Die EU sei bei der Fristverlängerung zu einem Opfer ihrer eigenen Selbstgewissheit geworden, schreibt dazu die „Zeit“. Zu sehr habe man darauf vertraut, dass die Briten doch noch zu der Einsicht kommen würden, die EU sei die beste aller Lösungen. Es ist zu hoffen, dass dies noch geschieht. Dennoch muss man mit Querschüssen der Brexiteers vom Schlage eines Boris Johnson immer rechnen. So setzt man in Großbritannien große Hoffnung in eine politische Annäherung der unterschiedlichen Interessensgruppen und hofft auf die Rückkehr der Vernunft. Doch noch ist kein „weißer Rauch“ aufgestiegen.
Labour-Politiker drängen auf zweites Referendum
So gelten auch die Gespräche zwischen May und Labour-Chef Jeremy Corbyn als festgefahren. Bekanntlich will May ja versuchen, mit Labour eine Einigung für den Austritt Großbritanniens aus der EU zu erreichen.
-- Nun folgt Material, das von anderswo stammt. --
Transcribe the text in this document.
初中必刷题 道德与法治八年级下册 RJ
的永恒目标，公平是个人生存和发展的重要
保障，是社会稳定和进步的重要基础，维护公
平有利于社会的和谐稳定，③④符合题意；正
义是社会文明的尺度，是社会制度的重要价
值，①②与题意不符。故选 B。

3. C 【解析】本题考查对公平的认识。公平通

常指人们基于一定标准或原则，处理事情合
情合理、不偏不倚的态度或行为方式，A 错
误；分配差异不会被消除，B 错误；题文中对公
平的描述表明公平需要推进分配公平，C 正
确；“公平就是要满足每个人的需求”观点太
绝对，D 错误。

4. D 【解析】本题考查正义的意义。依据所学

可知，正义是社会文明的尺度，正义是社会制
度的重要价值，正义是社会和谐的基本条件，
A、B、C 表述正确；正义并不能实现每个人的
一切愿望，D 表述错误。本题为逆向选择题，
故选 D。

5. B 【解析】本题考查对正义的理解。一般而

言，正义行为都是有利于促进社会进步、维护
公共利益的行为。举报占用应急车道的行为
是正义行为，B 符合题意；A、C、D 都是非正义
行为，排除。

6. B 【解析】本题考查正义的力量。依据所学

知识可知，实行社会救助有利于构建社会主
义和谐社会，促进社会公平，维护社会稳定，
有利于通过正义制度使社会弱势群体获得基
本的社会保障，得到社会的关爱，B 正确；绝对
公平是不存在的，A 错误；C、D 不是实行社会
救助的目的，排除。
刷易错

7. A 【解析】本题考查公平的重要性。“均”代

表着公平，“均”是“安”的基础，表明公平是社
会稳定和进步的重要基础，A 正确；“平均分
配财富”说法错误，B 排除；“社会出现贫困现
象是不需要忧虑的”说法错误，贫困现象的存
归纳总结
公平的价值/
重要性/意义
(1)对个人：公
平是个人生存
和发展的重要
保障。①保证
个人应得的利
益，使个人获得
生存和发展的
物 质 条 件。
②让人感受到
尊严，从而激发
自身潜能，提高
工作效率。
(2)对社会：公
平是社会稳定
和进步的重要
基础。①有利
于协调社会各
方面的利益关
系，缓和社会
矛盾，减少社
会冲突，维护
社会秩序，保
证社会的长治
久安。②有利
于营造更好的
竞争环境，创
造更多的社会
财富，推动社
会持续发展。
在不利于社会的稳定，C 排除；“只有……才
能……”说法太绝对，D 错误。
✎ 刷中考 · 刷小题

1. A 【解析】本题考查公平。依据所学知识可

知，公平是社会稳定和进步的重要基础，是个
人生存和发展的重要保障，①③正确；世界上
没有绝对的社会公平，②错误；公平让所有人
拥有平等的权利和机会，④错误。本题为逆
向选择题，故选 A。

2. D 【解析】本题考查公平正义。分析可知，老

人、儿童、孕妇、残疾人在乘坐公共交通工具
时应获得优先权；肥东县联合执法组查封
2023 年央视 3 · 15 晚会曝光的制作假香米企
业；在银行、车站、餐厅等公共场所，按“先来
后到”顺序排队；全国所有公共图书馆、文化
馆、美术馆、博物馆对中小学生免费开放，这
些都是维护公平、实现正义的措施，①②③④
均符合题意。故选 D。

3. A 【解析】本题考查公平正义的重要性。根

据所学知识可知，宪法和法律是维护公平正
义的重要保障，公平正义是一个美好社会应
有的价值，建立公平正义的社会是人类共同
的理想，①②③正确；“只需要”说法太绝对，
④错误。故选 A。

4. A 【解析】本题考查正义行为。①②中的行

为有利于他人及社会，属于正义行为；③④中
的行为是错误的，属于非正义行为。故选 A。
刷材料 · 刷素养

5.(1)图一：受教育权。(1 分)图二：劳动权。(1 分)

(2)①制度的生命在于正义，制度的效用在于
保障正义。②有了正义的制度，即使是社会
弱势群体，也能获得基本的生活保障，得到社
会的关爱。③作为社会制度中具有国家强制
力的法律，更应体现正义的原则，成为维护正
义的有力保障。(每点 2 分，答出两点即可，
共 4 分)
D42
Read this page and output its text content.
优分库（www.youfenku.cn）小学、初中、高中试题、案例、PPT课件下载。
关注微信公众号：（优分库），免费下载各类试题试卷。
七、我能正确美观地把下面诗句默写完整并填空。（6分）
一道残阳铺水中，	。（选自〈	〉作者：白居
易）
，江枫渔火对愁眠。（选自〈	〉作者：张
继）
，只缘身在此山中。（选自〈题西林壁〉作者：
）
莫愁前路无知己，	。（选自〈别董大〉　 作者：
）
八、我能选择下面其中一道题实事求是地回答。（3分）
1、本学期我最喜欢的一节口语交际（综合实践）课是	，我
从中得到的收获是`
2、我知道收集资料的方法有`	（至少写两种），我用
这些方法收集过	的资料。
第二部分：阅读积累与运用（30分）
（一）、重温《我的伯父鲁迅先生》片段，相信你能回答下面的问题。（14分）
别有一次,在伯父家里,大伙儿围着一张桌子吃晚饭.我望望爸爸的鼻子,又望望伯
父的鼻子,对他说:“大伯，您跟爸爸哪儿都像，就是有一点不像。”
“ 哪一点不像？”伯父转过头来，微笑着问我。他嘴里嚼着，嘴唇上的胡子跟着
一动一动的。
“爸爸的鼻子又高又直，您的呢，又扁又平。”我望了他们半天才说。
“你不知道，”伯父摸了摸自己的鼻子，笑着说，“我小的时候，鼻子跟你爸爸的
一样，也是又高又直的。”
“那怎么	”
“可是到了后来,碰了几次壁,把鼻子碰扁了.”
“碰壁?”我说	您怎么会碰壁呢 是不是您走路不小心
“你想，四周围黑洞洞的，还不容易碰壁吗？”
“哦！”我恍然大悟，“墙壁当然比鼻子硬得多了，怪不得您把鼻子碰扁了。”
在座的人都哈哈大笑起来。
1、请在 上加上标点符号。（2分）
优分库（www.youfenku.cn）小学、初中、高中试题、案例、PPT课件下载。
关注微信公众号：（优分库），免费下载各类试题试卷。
Aber von Corbyns Forderung nach einer Zollunion mit der EU will sie nichts wissen. Dabei drängen führende Labour-Politiker darauf, das Volk ein zweites Mal zu befragen – ein Vorhaben, das bei Hardlinern unter den Tories wiederum als „Hochverrat“ tituliert wird. Annäherung sieht definitiv anders aus.
Fratzscher bemängelt Verschiebung des Austrittstermins
Ein Grund zum Durchatmen ist der erneute Aufschub des Brexits jedenfalls nicht – erst recht nicht für die Wirtschaft. Denn bereits die Verschiebung des Brexits bewirkt nach den Worten des Chefs des Berliner Forschungsinstituts DIW, Marcel Fratzscher, einen Schaden für Konjunktur und Unternehmen. Seines Erachtens ist die Unsicherheit „Gift für die Wirtschaft“ und damit ist die offene Brexit-Frage zur Hängepartie geworden. Dennoch wird die deutsche Wirtschaft laut Fratzscher einen chaotischen EU-Austritt der Briten „relativ gut wegstecken“. Neben dem Brexit wird Europa aber auch von vielen anderen offenen Entscheidungen wie der Besetzung der Spitzenpositionen bei der EU-Kommission und der EZB gelähmt.
Stimmungsbild Europawahl
Hatte man zuletzt den Eindruck, dass die EU nur noch mit dem Brexit beschäftigt ist und alle anderen strategischen Herausforderungen vernachlässigt, so wird sich am Ergebnis der Europawahlen ablesen lassen, wie das die Bevölkerung empfindet. Vielleicht kommt es aber sogar zu einer pro-europäischen Dynamik. Es bleibt also spannend.